Described by developer Leikir Studio as a ‘couch game’, Wondershot is an intense top-down multiplayer game where players battle it out in a small and compact arena. The twist? You only have one shot, so make it count. If you miss your target the first time around, your options are limited; you can either pick up the ammo you lost, or steal your opponents’.
There are four different weapons to use whilst fighting for your life, each of which offers its own benefits. The hammer, as the only melee weapon, allows you to dash through walls; the bow automatically locks on to your enemy; the boomerang can be charged up in order to continue spinning on the spot; and the slingshot bounces three times before coming to a halt. Plenty of variety.
Wondershot offers a brief tutorial to ease players into the game, though this is more to introduce its gameplay mechanics, as opposed to its controls. The gameplay of Wondershot is fairly simple, and the controls reflect this. You can use the left analogue stick to move around or aim, the A button to attack, ZL to dodge roll, and ZR to lock your character in place for easier aiming. Simple controls make beating your friends just that little bit more amusing, after all.

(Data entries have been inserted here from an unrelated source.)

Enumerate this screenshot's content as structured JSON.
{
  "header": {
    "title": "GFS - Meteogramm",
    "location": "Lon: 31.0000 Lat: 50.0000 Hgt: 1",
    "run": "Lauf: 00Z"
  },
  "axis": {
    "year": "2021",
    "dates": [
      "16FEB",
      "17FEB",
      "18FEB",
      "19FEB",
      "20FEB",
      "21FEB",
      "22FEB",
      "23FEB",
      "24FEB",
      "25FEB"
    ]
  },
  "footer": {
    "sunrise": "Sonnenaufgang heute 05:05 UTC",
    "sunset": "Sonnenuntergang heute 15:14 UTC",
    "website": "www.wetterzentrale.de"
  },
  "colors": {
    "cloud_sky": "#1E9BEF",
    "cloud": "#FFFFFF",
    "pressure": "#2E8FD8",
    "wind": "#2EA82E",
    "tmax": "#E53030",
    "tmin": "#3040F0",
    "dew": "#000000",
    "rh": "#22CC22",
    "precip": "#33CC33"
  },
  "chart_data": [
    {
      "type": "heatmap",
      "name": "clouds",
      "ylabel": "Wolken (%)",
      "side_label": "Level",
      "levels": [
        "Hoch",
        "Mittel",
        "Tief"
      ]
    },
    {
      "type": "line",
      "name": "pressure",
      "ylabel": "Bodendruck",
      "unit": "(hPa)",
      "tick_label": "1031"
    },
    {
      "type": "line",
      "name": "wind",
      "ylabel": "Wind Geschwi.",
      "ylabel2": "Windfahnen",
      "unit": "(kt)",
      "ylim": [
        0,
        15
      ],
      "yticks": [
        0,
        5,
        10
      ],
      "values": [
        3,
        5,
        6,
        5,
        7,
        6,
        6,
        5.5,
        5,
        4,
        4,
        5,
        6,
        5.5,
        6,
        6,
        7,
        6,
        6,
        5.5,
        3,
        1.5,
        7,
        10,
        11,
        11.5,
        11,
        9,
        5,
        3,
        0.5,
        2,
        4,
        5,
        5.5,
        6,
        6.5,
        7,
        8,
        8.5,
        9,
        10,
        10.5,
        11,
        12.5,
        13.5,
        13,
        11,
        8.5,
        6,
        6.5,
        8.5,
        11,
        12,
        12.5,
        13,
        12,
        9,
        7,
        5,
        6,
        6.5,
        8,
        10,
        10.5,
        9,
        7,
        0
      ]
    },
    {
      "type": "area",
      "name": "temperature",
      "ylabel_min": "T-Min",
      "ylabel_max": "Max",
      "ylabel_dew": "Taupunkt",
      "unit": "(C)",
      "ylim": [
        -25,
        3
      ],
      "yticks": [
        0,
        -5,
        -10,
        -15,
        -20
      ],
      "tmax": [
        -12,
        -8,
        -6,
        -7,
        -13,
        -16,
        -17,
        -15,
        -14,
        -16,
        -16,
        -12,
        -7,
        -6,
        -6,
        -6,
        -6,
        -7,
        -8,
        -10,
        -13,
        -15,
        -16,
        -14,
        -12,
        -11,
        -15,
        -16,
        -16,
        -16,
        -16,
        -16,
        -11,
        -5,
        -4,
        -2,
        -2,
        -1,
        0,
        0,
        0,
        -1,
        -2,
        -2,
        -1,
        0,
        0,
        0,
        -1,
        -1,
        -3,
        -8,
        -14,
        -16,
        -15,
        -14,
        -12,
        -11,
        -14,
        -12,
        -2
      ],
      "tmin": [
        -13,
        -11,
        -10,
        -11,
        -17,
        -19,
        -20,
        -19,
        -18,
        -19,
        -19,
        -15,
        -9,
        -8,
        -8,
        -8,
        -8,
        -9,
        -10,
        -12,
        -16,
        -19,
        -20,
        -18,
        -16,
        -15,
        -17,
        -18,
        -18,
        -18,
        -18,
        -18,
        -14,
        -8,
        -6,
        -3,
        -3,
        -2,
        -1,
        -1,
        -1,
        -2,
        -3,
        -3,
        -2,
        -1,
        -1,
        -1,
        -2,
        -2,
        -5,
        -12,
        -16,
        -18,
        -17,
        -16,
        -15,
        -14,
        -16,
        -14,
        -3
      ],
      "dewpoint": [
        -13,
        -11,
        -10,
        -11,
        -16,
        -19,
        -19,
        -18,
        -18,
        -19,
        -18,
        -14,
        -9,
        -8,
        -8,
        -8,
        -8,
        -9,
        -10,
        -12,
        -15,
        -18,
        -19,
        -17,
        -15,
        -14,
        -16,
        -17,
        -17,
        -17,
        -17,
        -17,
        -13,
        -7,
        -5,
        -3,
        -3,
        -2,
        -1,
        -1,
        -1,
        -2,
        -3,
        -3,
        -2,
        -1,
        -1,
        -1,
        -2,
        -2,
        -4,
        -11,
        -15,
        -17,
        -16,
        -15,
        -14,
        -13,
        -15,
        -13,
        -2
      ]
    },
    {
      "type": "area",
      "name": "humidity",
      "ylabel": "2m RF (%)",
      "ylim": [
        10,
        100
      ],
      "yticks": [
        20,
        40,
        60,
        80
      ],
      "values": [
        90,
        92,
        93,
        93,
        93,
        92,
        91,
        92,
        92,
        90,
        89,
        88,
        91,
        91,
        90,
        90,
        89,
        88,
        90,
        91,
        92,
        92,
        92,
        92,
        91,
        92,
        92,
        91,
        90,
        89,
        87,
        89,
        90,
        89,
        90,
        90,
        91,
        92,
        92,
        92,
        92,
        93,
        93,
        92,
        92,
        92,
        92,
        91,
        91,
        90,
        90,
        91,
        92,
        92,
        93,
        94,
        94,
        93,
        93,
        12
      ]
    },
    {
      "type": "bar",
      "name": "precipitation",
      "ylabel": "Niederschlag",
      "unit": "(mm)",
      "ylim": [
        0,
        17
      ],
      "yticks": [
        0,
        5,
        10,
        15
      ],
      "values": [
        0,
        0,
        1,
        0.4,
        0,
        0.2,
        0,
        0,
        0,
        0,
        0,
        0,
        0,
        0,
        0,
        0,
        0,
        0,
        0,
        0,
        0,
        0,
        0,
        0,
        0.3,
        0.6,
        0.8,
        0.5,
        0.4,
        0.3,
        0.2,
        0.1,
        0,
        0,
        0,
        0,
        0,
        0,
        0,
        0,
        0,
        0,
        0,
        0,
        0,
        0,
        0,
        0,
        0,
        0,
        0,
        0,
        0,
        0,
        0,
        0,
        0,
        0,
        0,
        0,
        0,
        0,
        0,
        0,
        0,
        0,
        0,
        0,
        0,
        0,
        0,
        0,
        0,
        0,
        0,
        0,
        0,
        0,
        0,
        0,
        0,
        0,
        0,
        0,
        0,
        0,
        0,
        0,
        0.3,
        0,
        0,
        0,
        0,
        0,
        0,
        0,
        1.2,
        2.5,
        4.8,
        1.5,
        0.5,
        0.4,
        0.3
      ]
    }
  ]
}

Speaking of friends, Wondershot is undoubtedly meant to be played with friends and family, but it can be enjoyed just as much as a single-player experience. While the infamous Multiplayer mode – where players compete to win the most rounds in the arena – takes centre stage, there are other modes for you to explore: Challenge, and Endless. Challenge Mode is the game’s only solo mode, featuring 45 different challenges to overcome, and players must use all kinds of different characters and weapons to achieve their goals. Endless Mode is self-explanatory; you face unending waves of enemies as a team, with dynamically-changing maps implemented for each wave. This is a pretty cool feature, and sets the game apart from its peers.
There are four different characters to choose from, each with their own aesthetic styles. From a blue-haired assassin look-a-like to an armour-wearing youngster, there is some variety of appearance for players to enjoy. Sadly, this is the only variety offered, as each character possesses no further attributes to make them truly unique. There are no upgrade systems or skill trees, for instance, allowing for little growth or development. As such, you play only as an empty, generic avatar throughout your entire experience.
Though Wondershot‘s overall aesthetic is somewhat charming, it is let down by its simplistic graphics and lack of environment variables. I’d go so far as to say that the loading screens are perhaps the nicest-looking parts of the game, featuring Medieval-style cartoon graphics with a particular attention to detail. The game holds up pretty well on the performance side of things, though, with both docked and handheld having no noticeable issues.
Wondershot‘s audio design, too, celebrates players’ completion of particular in-game actions, such as landing a perfect shot or becoming victorious. For those of you who were fortunate enough to have spent your childhoods with a Game Boy in hand, and the distant sound of Ren & Stimpy playing on the TV, you will instantly recognise the game’s comic-like callouts.
Overall, despite its perks, Wondershot doesn’t offer a great deal in terms of gameplay variety. With no real progression of any kind, I found it difficult to stay engaged, making this a difficult title to recommend.
Wondershot is a fun game to play with friends and family, but that fun will expire after an hour or so of playing. It’s a shame that for a multiplayer game, the most fun can be had from the game’s single-player offerings.